Amy Sillman’s “C, 2007.” Photo courtesy Bronzini Vender Family Collection

For example, in 1952, Frankenthaler invented a particularly lyrical type of color-field painting through her signature process of unfurling unprimed canvas on the floor and flooding it with paint that seeped and stained the fabric as in “Yellow Vapor, 1965.” In large-scale works like “Comet, 1970,” Krasner combined a lyrical quality of form with a sensuality in the application of paint. Hartigan’s canvases, such as “Untitled (The Cardinal), 1959,” were filled with active gesture, yet never abandoned content. Mitchell brought influences from nature — specifically the landscape and atmosphere of the East End — to her largely non-referential paintings like “Pour Patou, 1976;” and de Kooning maintained an interest in the figure as a source for her abstract representation, as in “Sun Wall, 1986–1987.”

Future generations continued to invigorate this tradition with new and distinct strategies toward content, shape, color, line, and gesture — and often imbued their work with personal history and response to timely issues. Women of color, including Howardena Pindell, Nanette Carter, and Virginia Jaramillo, were among the voices who lent relevance and vitality to the language of abstraction.

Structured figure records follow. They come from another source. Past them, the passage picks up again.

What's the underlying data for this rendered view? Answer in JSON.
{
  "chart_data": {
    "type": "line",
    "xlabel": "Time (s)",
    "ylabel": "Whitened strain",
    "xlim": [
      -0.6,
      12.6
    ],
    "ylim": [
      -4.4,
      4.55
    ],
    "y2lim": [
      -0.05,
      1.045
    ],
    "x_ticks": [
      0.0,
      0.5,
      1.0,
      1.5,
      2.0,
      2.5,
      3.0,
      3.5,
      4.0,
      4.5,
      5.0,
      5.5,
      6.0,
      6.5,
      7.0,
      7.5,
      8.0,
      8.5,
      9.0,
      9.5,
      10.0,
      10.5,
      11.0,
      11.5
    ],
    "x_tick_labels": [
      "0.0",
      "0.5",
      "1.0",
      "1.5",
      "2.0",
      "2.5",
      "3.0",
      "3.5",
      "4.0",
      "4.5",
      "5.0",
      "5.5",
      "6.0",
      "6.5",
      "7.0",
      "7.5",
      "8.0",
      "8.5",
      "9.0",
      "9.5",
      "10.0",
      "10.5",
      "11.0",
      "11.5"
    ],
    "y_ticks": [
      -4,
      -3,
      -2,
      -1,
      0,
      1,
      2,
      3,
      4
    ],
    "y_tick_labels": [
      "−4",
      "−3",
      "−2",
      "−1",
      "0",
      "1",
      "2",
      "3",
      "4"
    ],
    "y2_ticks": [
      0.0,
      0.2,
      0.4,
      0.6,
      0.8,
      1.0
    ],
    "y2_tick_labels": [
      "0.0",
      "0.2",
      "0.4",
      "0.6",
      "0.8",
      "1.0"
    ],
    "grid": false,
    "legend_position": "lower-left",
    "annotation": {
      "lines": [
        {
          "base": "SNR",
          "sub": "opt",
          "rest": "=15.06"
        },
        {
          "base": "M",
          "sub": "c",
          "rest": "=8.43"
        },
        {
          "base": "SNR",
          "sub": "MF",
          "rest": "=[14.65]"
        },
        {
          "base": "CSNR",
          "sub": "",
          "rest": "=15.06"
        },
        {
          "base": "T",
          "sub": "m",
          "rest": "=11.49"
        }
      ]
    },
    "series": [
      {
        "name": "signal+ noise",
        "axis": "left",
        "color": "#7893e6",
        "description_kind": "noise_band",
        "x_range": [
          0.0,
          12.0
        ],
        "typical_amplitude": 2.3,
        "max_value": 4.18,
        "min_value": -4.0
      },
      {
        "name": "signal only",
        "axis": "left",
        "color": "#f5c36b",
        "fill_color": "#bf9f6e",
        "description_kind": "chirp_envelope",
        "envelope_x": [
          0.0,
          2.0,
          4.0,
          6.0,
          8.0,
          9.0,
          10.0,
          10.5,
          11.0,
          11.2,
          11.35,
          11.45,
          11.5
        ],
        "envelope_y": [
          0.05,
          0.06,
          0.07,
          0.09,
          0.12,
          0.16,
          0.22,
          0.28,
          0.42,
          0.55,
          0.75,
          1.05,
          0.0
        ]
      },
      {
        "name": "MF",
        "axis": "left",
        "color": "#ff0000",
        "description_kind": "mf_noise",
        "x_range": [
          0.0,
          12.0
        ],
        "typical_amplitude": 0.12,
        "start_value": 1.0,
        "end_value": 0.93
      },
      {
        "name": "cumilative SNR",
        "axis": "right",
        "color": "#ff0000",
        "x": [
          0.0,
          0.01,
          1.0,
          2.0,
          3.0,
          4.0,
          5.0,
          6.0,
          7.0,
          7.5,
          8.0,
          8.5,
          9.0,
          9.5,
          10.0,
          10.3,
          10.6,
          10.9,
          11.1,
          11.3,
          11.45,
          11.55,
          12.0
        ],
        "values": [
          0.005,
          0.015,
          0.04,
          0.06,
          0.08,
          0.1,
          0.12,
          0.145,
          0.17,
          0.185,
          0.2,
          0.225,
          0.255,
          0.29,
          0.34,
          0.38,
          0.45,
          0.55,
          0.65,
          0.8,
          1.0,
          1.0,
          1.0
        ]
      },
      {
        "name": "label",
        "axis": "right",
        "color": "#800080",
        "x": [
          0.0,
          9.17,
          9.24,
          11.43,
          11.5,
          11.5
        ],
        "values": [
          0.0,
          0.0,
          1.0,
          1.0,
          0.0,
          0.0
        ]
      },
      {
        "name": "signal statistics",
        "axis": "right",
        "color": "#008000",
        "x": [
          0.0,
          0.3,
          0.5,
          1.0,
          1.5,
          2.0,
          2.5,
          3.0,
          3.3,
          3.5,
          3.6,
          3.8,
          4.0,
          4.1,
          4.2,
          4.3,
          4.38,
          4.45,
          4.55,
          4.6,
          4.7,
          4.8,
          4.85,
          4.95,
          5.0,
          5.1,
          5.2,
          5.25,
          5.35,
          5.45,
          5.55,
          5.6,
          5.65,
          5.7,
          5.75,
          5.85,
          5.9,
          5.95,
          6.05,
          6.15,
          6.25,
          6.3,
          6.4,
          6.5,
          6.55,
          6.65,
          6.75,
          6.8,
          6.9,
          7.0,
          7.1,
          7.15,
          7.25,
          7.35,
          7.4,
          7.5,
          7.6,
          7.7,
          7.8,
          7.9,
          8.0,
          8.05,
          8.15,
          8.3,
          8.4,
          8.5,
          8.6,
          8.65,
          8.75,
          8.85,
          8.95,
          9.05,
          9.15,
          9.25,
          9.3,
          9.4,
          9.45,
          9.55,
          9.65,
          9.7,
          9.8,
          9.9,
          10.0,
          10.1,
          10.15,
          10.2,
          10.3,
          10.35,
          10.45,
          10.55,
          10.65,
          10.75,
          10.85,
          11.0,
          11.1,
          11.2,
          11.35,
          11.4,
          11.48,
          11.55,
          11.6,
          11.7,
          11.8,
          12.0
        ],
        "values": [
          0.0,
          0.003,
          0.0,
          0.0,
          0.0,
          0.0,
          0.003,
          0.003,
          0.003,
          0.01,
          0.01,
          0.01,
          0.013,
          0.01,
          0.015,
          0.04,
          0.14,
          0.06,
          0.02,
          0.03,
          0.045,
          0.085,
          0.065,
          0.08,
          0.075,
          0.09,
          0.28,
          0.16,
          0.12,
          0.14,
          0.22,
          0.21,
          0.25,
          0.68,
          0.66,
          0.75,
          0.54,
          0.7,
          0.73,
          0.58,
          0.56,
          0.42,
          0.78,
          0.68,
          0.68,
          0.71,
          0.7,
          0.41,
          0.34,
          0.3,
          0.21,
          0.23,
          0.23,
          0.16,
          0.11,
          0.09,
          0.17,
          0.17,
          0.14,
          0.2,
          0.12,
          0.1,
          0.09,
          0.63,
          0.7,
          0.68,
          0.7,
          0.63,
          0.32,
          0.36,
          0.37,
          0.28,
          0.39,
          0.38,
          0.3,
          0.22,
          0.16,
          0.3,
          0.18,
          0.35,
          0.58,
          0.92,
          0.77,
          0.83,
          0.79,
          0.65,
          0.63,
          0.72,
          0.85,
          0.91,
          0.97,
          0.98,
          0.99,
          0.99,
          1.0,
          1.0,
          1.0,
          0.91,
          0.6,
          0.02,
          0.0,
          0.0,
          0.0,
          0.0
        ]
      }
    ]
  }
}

Pindell (b. 1943) employs a process of deconstruction and reconstruction, as in three untitled works from the mid-‘70s in which paint and hole-punched circles build up complex surfaces. In the following decades, the same approach served to address homelessness, AIDs, genocide, sexism, and apartheid.

Always experimenting with techniques and materials, Joan Snyder (b. 1940) developed her visual vocabulary in the context of the Women’s Rights Movement of the 1960s and ‘70s, followed by work focused on female sensibility and her own evolving identity. In later works, like “Weeping Cherry Tree & Thee, 2020,” where vertical paint streaks freeze mid-drip, the artist found inspiration in nature.

Sue Williams (b. 1954), in her early career, focused on issues such as domestic violence and sexual abuse in paintings filled with exuberant color and shape, seen in later works like 2001’s Irritated Weave, which reflects a more abstract, painterly style.

Amy Sillman’s (b. 1955) stream of consciousness paintings, such as “C, 2007,” are pure abstraction with complex textures and colors that define her own visual language; and Mary Heilmann (b. 1940) counters Minimalism and Pop with rollicking brushwork while providing insight into personal history through precise titles, as in “Narrow Lane #3, 2001,” inspired by the view from her Bridgehampton home.